The objectives of this study were to evaluate the efficacy and interaction of Keigai-rengyo-to extract (KRTE) and acupuncture in male patients with acne and the feasibility of a large clinical trial. A randomized, assessor single-blinded, 2×2 factorial trial was conducted. The trial is registered with the Clinical Research Information Service, Republic of Korea: KCT0000071. Forty-four (44) participants with acne vulgaris were randomized into one of four groups: waiting list group (WL), KRTE only group (KO), acupuncture only group (AO), and KRTE and acupuncture combined treatment group (KA). After randomization, patients in the AO and KA groups underwent eight sessions of acupuncture treatment, twice per week. Patients in the KO and KA groups were prescribed KRTE 3 times daily, 7.4 g each dose, after meals, for 4 weeks.
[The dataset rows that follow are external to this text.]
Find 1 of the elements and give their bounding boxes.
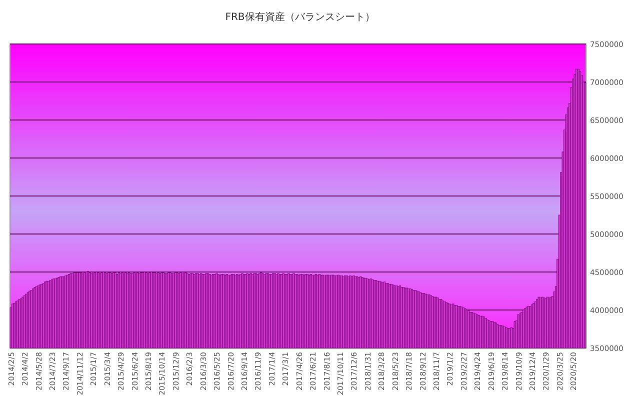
chart-title: FRB保有資産（バランスシート） bbox=[225, 11, 375, 23]
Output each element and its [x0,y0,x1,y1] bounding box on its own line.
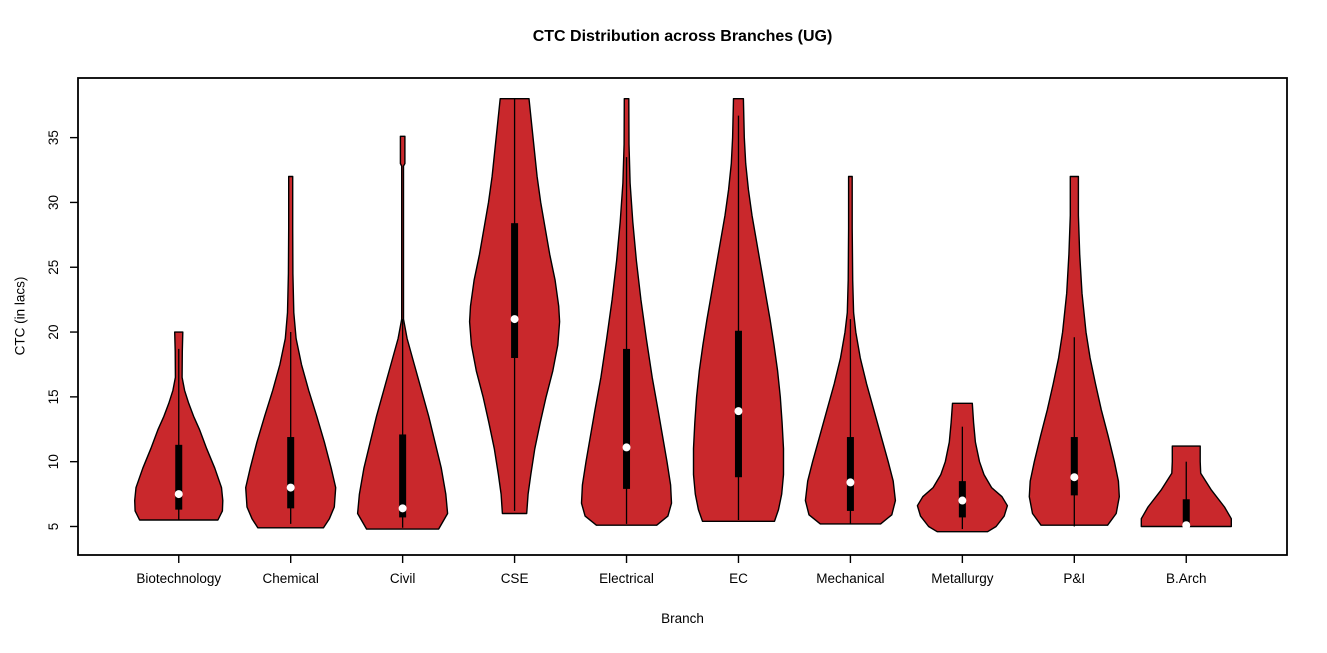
violin-Electrical [580,98,673,526]
median-dot-Electrical [622,443,631,452]
y-axis-title-text: CTC (in lacs) [12,276,28,356]
median-dot-Chemical [286,483,295,492]
x-tick-label: Electrical [599,571,654,586]
median-dot-P&I [1070,473,1079,482]
x-tick-label: CSE [501,571,529,586]
x-tick-label: Chemical [263,571,319,586]
violin-Civil [356,135,449,530]
median-dot-B.Arch [1182,521,1191,530]
x-axis-title: Branch [661,611,704,626]
y-tick-label: 30 [46,195,61,210]
chart-title: CTC Distribution across Branches (UG) [532,28,833,45]
x-tick-label: B.Arch [1166,571,1207,586]
iqr-box-Civil [399,434,407,518]
iqr-box-Mechanical [846,437,854,511]
x-tick-label: Civil [390,571,416,586]
violin-CSE [468,98,561,515]
iqr-box-B.Arch [1182,499,1190,524]
iqr-box-CSE [511,223,519,358]
y-tick-label: 20 [46,325,61,340]
median-dot-Civil [398,504,407,513]
iqr-box-P&I [1070,437,1078,496]
violin-Chemical [245,175,337,529]
y-tick-label: 10 [46,454,61,469]
iqr-box-Chemical [287,437,295,509]
x-tick-label: Metallurgy [931,571,994,586]
violin-Mechanical [804,175,897,525]
x-tick-label: Biotechnology [136,571,221,586]
violin-P&I [1028,175,1120,527]
x-tick-label: Mechanical [816,571,884,586]
violin-B.Arch [1140,445,1232,530]
y-tick-label: 5 [46,523,61,531]
violin-EC [692,98,785,522]
violin-Metallurgy [916,402,1009,533]
x-tick-label: EC [729,571,748,586]
x-tick-label: P&I [1063,571,1085,586]
median-dot-CSE [510,315,519,324]
y-tick-label: 35 [46,130,61,145]
y-tick-label: 25 [46,260,61,275]
y-tick-label: 15 [46,389,61,404]
median-dot-Biotechnology [174,490,183,499]
iqr-box-Biotechnology [175,444,183,510]
iqr-box-Electrical [623,348,631,489]
iqr-box-EC [734,330,742,478]
median-dot-Metallurgy [958,496,967,505]
violin-Biotechnology [134,331,224,521]
plot-frame [77,77,1288,556]
median-dot-EC [734,407,743,416]
median-dot-Mechanical [846,478,855,487]
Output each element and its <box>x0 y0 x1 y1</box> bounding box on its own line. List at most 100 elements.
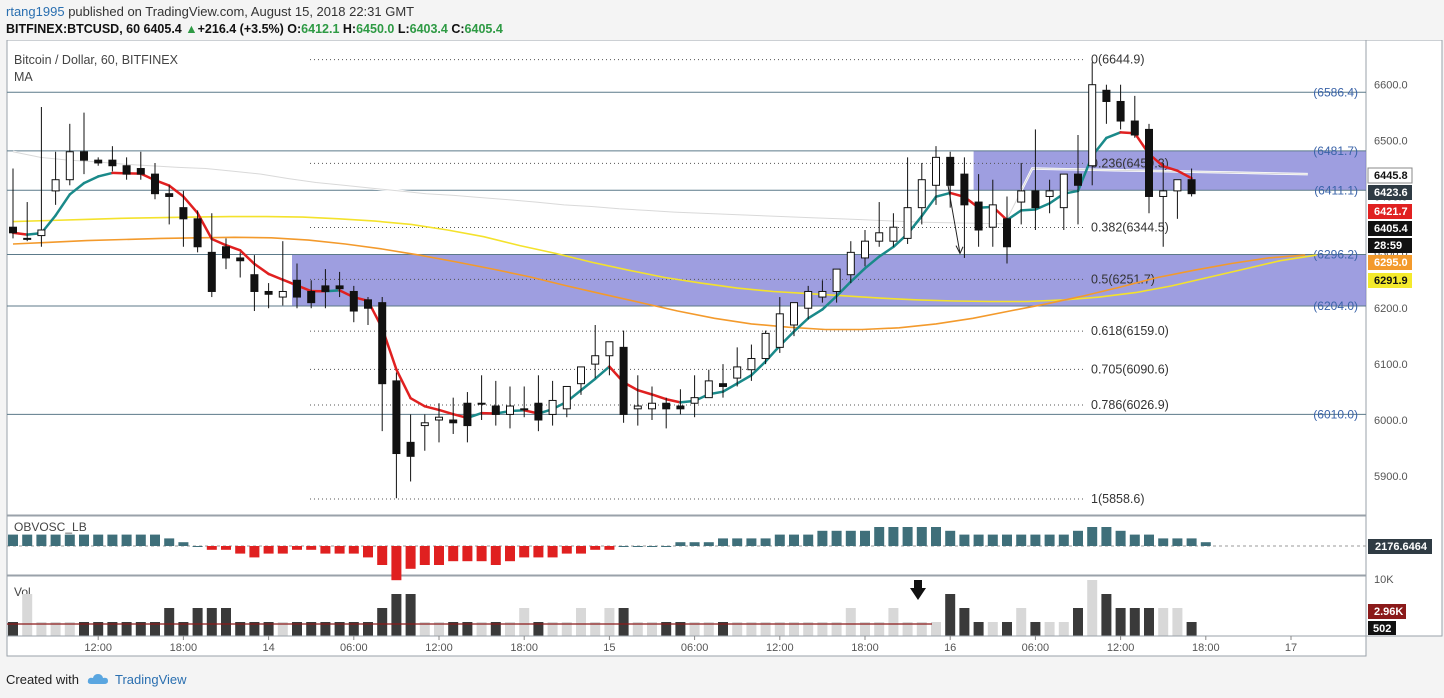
volume-bar <box>1073 608 1083 636</box>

The following outcome measurements were used in examination of subjects: mean percentage change and the count change of inflammatory and noninflammatory acne lesions, Skindex 29, investigator global assessment from baseline to end of trial, and proportion of dropouts and compliance with KRTE. A significant interaction of KRTE and acupuncture was evident according to mean percent change of inflammatory acne lesions, but not of noninflammatory acne lesions from baseline to the end of the study. Statistically significant differences were observed in the primary effect on mean percent change of noninflammatory acne lesions, not by acupuncture, but by KRTE. Adjusted Skindex 29 score changes indicated no statistically significant reduction within groups and between groups. The improvement rate in patients with KRTE and acupuncture treatment was not significant, compared to patients with no KRTE and acupuncture treatment. The proportion of dropouts was 22.7% and rate of compliance with KRTE was 92.3%. For treatment of acne vulgaris, use of KRTE combined with acupuncture is recommended for inflammatory lesions and KRTE only is recommended for noninflammatory lesions. Further large-scale trials assuming a higher dropout rate and aimed at confirming the ability of KRTE and acupuncture to improve inflammatory and noninflammatory lesions in patients with acne are needed.